简介:
Overview
This study presents a user-friendly protocol for utilizing drone-based LiDAR technology in forest recovery assessments. By integrating advanced sensor technology and deep learning models, the protocol enhances the efficiency of monitoring forest recovery after disturbances.
Key Study Components
Area of Science
- Remote sensing
- Forest ecology
- Artificial intelligence
Background
- Recent advancements in remotely piloted aircraft systems (RPAS) enable high-resolution monitoring.
- Integration of AI provides deeper insights from large datasets.
- Effective assessment and management of recovering forested lands is crucial.
- Existing methods often lack efficiency and user-friendliness.
Purpose of Study
- To develop a practical protocol for drone-based LiDAR in forest recovery assessment.
- To address the research gap in individual tree detection and segmentation.
- To reduce time and costs associated with traditional plot surveys.
Methods Used
- Setup of RPAS and RTK base station for accurate data collection.
- Collection of LiDAR and multispectral data over designated areas.
- Use of photogrammetry software for data preprocessing and corrections.

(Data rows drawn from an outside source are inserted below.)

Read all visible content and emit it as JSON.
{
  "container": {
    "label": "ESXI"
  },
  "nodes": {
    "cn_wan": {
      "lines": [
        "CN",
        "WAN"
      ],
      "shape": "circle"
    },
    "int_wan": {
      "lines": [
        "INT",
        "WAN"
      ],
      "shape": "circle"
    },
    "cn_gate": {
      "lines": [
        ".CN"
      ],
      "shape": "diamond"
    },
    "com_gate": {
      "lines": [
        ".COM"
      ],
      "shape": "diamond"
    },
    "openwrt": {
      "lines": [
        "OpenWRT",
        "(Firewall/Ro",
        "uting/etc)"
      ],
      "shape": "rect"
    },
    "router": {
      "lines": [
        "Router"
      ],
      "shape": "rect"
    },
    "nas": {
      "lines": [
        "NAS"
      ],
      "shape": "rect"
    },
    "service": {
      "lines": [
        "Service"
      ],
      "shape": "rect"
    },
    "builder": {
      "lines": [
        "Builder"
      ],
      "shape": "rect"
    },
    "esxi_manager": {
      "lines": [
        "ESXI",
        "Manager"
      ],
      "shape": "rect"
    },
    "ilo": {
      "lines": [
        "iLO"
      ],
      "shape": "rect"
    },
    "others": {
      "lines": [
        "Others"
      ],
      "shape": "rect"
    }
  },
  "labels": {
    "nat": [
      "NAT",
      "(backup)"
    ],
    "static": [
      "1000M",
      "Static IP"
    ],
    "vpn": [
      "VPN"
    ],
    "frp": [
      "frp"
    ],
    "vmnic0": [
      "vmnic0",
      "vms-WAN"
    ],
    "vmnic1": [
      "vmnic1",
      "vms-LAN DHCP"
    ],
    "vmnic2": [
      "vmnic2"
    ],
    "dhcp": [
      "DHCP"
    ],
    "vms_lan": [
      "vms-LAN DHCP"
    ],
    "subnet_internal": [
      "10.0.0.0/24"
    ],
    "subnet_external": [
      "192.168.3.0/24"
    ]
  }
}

- Application of the TreeAIBox plugin for tree detection and segmentation.
Main Results
- A total of 2,755 individual trees were detected across three sites.
- Detection rates varied, with 100% for Site 2 and 21% for Site 3.
- The protocol successfully identified trees taller than one meter with high accuracy.
- It offers a versatile method for extracting individual tree metrics from LiDAR data.
Conclusions
- This protocol enhances forest recovery monitoring and assessment.
- It is effective for young trees in complex forest environments.
- The method is user-friendly and reduces the need for extensive field surveys.
What is the main advantage of using drone-based LiDAR?
Drone-based LiDAR provides high-resolution data that enhances monitoring efficiency and accuracy in forest recovery assessments.
How does the protocol improve tree detection?
The protocol integrates advanced AI models for precise segmentation and identification of individual trees from LiDAR data.
What types of data are collected during the assessment?
LiDAR and multispectral data are collected to analyze forest recovery and individual tree metrics.
Can this protocol be used in various forest types?
Yes, the protocol is designed to be versatile and applicable across different forest environments.
What are the limitations of the detection rates?
Detection rates can vary significantly based on tree height and density, with shorter trees being more challenging to identify.
Is prior experience with LiDAR necessary to use this protocol?
While some familiarity with LiDAR technology is beneficial, the protocol is designed to be user-friendly for researchers at various skill levels.